There is NOT; Generally, clinicians use the trends in hemodynamic parameters, including mean arterial pressures, central venous pressures, and vasopressor requirements, in conjunction with urine output, arterial base deficit, serum lactate and venous oxygen saturations, to determine the relative success of resuscitation.

Question 21

Define NMI (nonocclusive mesenteric ischemia.

Answer 21

• A uncommon compklication following the early initiation of enteral feeding in the underresuscitated patient
• It is a low flow state that most commonly affects the distribution of the superior mescenteric artery, which can result in irreversible ischemia and necrosis of the associated small and large bowel.

Question 22

**When does SCCM/ASPEN recommend initiation of enteral support in critically ill septic patients?

Answer 22

**SCCM/ASPEN guidelines recommend that critically ill patients receive EN therapy within 24 to 48 hours of making the diagnosis of severe sepsis/septic shock, as soon as resuscitation is complete and the patient is hemodynamically stable.
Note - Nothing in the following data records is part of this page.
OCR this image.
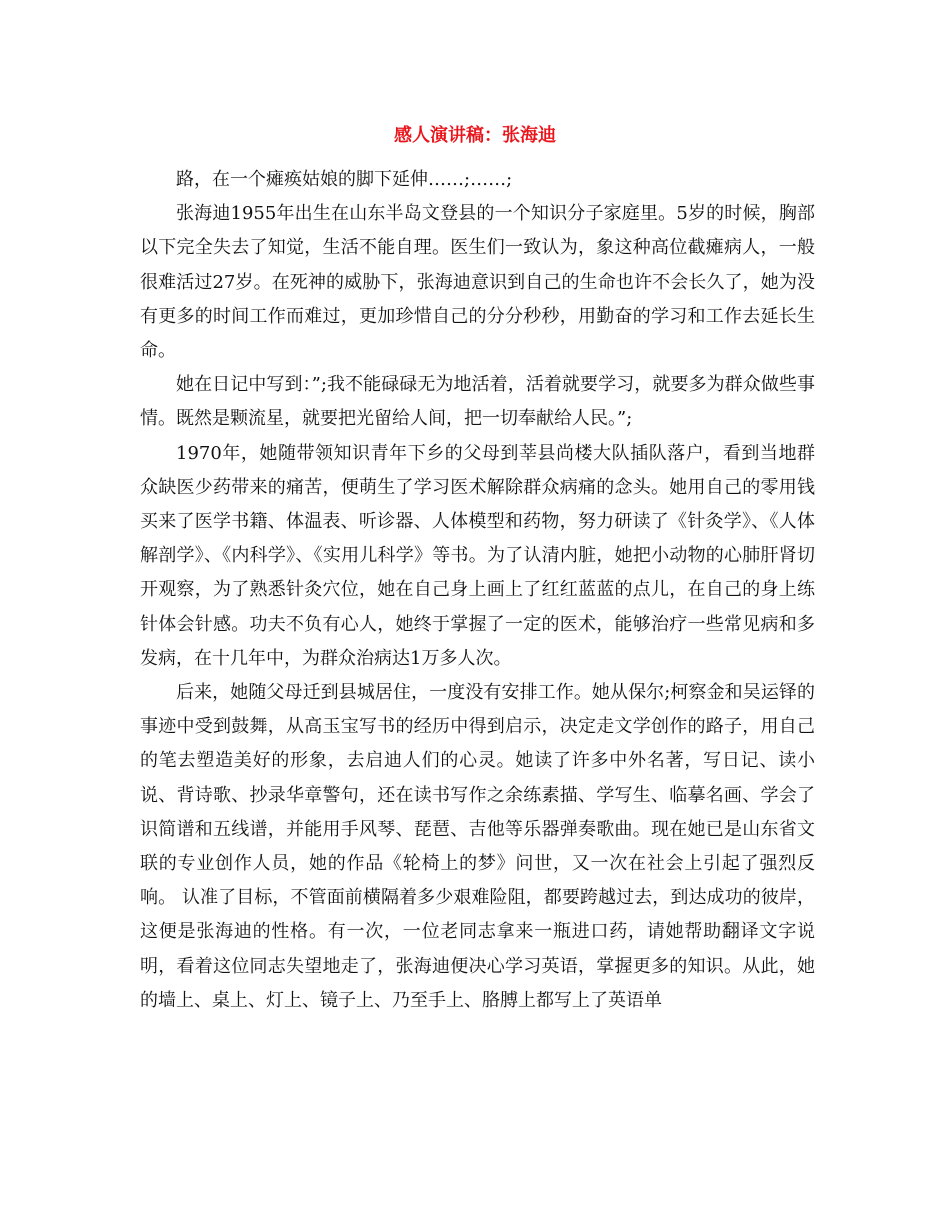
感人演讲稿：张海迪

路，在一个瘫痪姑娘的脚下延伸……;……;

张海迪1955年出生在山东半岛文登县的一个知识分子家庭里。5岁的时候，胸部以下完全失去了知觉，生活不能自理。医生们一致认为，象这种高位截瘫病人，一般很难活过27岁。在死神的威胁下，张海迪意识到自己的生命也许不会长久了，她为没有更多的时间工作而难过，更加珍惜自己的分分秒秒，用勤奋的学习和工作去延长生命。

她在日记中写到：”;我不能碌碌无为地活着，活着就要学习，就要多为群众做些事情。既然是颗流星，就要把光留给人间，把一切奉献给人民。”;

1970年，她随带领知识青年下乡的父母到莘县尚楼大队插队落户，看到当地群众缺医少药带来的痛苦，便萌生了学习医术解除群众病痛的念头。她用自己的零用钱买来了医学书籍、体温表、听诊器、人体模型和药物，努力研读了《针灸学》、《人体解剖学》、《内科学》、《实用儿科学》等书。为了认清内脏，她把小动物的心肺肝肾切开观察，为了熟悉针灸穴位，她在自己身上画上了红红蓝蓝的点儿，在自己的身上练针体会针感。功夫不负有心人，她终于掌握了一定的医术，能够治疗一些常见病和多发病，在十几年中，为群众治病达1万多人次。

后来，她随父母迁到县城居住，一度没有安排工作。她从保尔;柯察金和吴运铎的事迹中受到鼓舞，从高玉宝写书的经历中得到启示，决定走文学创作的路子，用自己的笔去塑造美好的形象，去启迪人们的心灵。她读了许多中外名著，写日记、读小说、背诗歌、抄录华章警句，还在读书写作之余练素描、学写生、临摹名画、学会了识简谱和五线谱，并能用手风琴、琵琶、吉他等乐器弹奏歌曲。现在她已是山东省文联的专业创作人员，她的作品《轮椅上的梦》问世，又一次在社会上引起了强烈反响。 认准了目标，不管面前横隔着多少艰难险阻，都要跨越过去，到达成功的彼岸，这便是张海迪的性格。有一次，一位老同志拿来一瓶进口药，请她帮助翻译文字说明，看着这位同志失望地走了，张海迪便决心学习英语，掌握更多的知识。从此，她的墙上、桌上、灯上、镜子上、乃至手上、胳膊上都写上了英语单
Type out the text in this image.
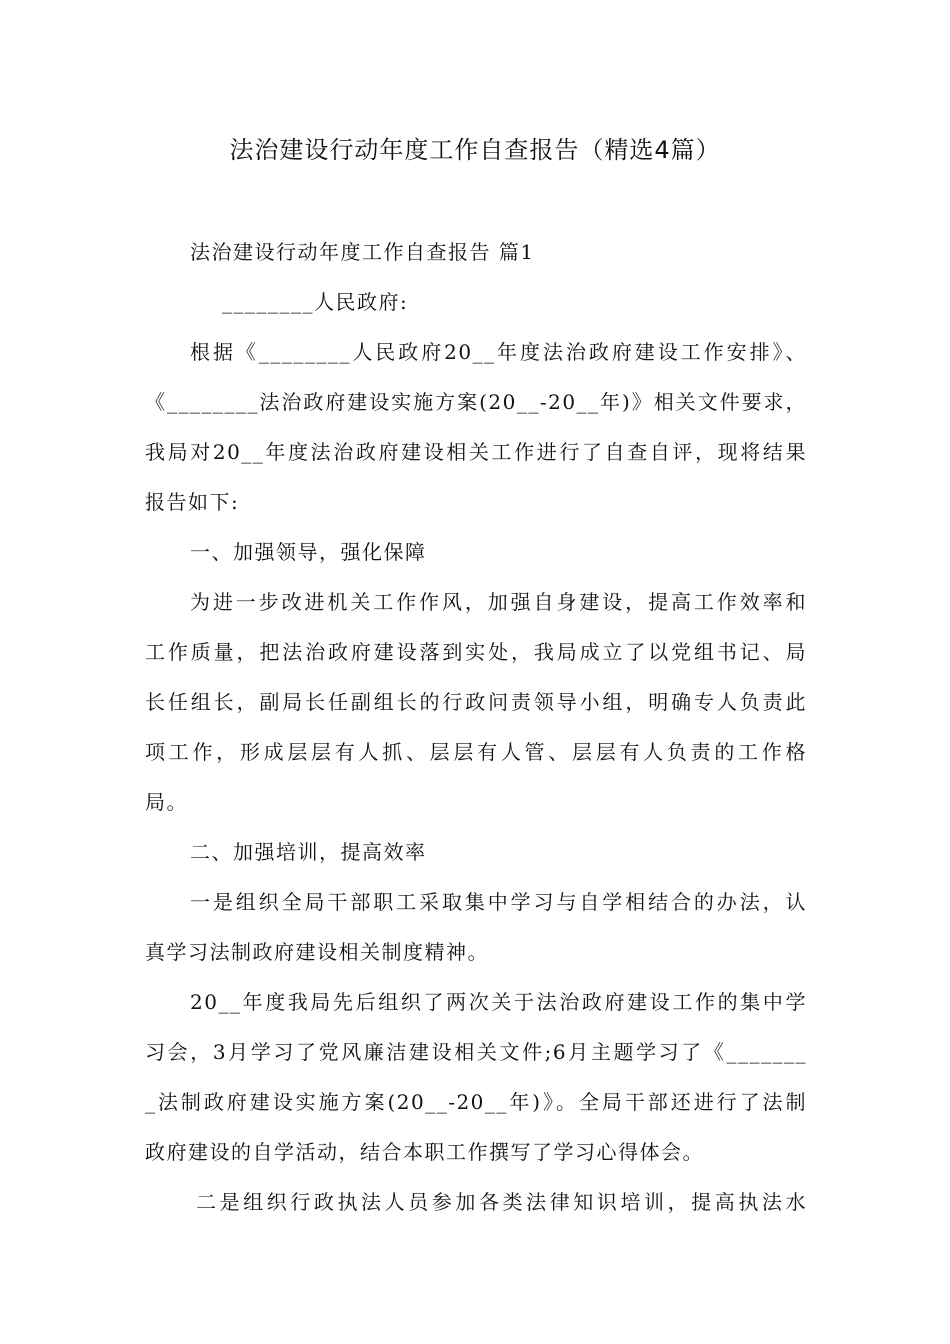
法治建设行动年度工作自查报告（精选4篇）

法治建设行动年度工作自查报告 篇1

________人民政府:

根据《________人民政府20__年度法治政府建设工作安排》、

《________法治政府建设实施方案(20__-20__年)》相关文件要求，

我局对20__年度法治政府建设相关工作进行了自查自评，现将结果

报告如下:

一、加强领导，强化保障

为进一步改进机关工作作风，加强自身建设，提高工作效率和

工作质量，把法治政府建设落到实处，我局成立了以党组书记、局

长任组长，副局长任副组长的行政问责领导小组，明确专人负责此

项工作，形成层层有人抓、层层有人管、层层有人负责的工作格

局。

二、加强培训，提高效率

一是组织全局干部职工采取集中学习与自学相结合的办法，认

真学习法制政府建设相关制度精神。

20__年度我局先后组织了两次关于法治政府建设工作的集中学

习会，3月学习了党风廉洁建设相关文件;6月主题学习了《_______

_法制政府建设实施方案(20__-20__年)》。全局干部还进行了法制

政府建设的自学活动，结合本职工作撰写了学习心得体会。

二是组织行政执法人员参加各类法律知识培训，提高执法水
Feeding immediately after the initial dx of sepsis yields a distinct set of problems.

Question 23

How should GI intolerance be continually reassessed?

Answer 23

• Abdominal distention
• Increased gastric residual volumes
• Increased NG output
• Abdominal pain
• Diarrhea

Question 24

(TRUE/FALSE)

Impaired gastric and proximal GI motility can be addressed efficiently through the placement of postpyloric feeding tubes.

Answer 24

TRUE.

They can be done successfully at bedside in more than 80% of patients.

Question 25

What are two prokinetic agents?

Answer 25

1. Erythromycin: acts on motilin receptors, resulting in increased motility, although its use may be limited by tachyphylaxis (short/rapid drug intolerance)
2. Metoclopramide: a 5-HT(4) receptor agonist, works via cholinergic stimulation and is most effiacious in the proximal gut

No single prokinetic agent will have uniform success in the ICU, and the factors contributing to GI dysmotility in each patient must be considered.

Question 26

**What are the energy requirements for patients with sepsis/septic shock?

Answer 26

• **Increases of 20 to 60% over basal expenditure
• Range of 20 to 30 kcal/kg/d is considered safe for critically ill patients (excluding the morbidly obese)

Question 27

**What are the CHO recommendations related to energy expenditure in critically ill septic patients?

Answer 27

• **CHO administeration should supply 50 to 60% of the total energy prescription to avoid exceeding the maximum contribution of glucose oxidation and contributing to excess lipogenesis.
• Glucose admin. rates greater than 4 to 6 mg/kg/min result in excess lipogensis and lead to hyperglycemia.

Question 28

**In critical care and sepsis patients, the amount of ILES should not exceed XXXXX, if XXXX.

Answer 28

• **1.0 g/kg/d
• if soybean oil is the source of lipid.

Guidelines for enteral lipid delivery are similar to those for parenteral lipid provision. The usual lipid goal of 1.0 g/kg/d can be liberalized when enteral lipids include lipid substrates containing omega-3 FAs, MCTs, and SCFA. And a mixture of lipid fuels should be delivered whenever possible.

Question 29

(TRUE/FALSE)

**Conflicting data prevented the ASPEN/SCCM guidelines from making a recommendation for use of anti-inflammatory lipid formulas at this time.

Answer 29

TRUE.

Question 30

**What are the SCCM/ASPEN guidelines for protein in sepsis?

Answer 30

** 1.5 to 2.0 g/kg/d (possibly even up to 2.5 g/kg/d in selected cases).

Question 31

(TRUE/FALSE)

**ASPEN/SCCM guidelines recommend use of an arginine/fish oil formula only in surgical ICU patients and do NOT recommend their routine use in patients with sepsis alone.

Answer 31

**TRUE.

Question 32

(TRUE/FALSE)

**SCCM/ASPEN guidelines recommend that clinicians supplement severely ill ICU patients with enteral or parenteral glutamine.

Answer 32

FALSE.

It is NOT recommended.

Question 33

**Does SCCM/ASPEN have specific guidelines for supplementing zinc, selenium, or antioxidants in sepsis?

Answer 33

**NO

There is not a definitive recommendation.

The literature suggests clinicians provide at least the RDA of antioxidants vitamins and trace elements to critically ill patients throughout hospitalization.